And So They Were Married

Today is the story of Grandma and Grandpa, because on this day in 1951, they were married in that church on the hill in Boonton. The fact that they got together is amazing to me since they lived their early years separated by thousands of miles. The fact of the matter is, they never should have met, but for some reason, Grandpa was issued that passport in Moscow and he returned home, where their lives intersected five years later.

With all that was happening in the world at that time, it is incredible that he made it safely back. But what if his ship had docked in Honolulu six months later—in December rather than June?  He would have been there when Japan attacked Pearl Harbor, and none of us would be here. You must know by now that I love thinking “what if.”

Fast forward to 1950 when they met at Norda Chemical.
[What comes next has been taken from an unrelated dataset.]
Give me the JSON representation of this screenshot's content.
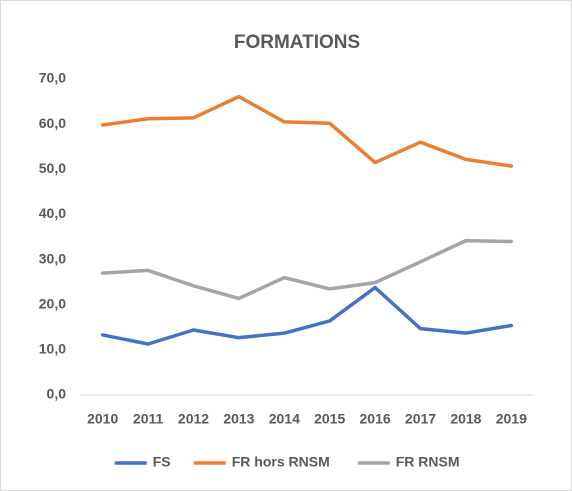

The following year, Grandpa asked my grandfather for her hand in marriage, and he said, “Take the whole girl, not just her hand.” Months later, Grandpa returned to active service and he was sent to Fort Hood, Texas.

Meanwhile, Grandma waited for him at home, and her friends threw her a shower.

When he was granted leave, he returned to Boonton where they were married in a small ceremony at Mt. Carmel Church in Boonton—that same church where we would all attend Christmas Eve mass with Grandma every year. Grandma’s best friend, Weezie Martone was her matron-of-honor, and Grandpa’s friend from Norda, Bob McCormick, was his best man.

Their honeymoon was the return trip to Killeen, Texas, home of Fort Hood. It was the biggest trip Grandma had ever taken outside Boonton other than the brief trip to Michigan with her mother for the funeral of an uncle in Michigan in 1950.

Civil War Museum in Virginia

Grandpa Stretching his legs in TN.

 

Their first home was a small cottage on the base, and the two of them settled down to married life, which was quite different than Grandma’s three older siblings, who were all married and living in Boonton. She was very homesick, so she looked forward to those phone calls to her mother.

 Grandma was exposed to sites there which made her realize she was no longer in Kansas.

Still, it was better than being separated. They could see each other every day.

While each day was vacation for Grandma, Grandpa was always busy at work.

Fortunately, Grandpa was never sent overseas, and just five months later, he was released from service and they returned home. Thank goodness, because Grandma really, really hated Texas!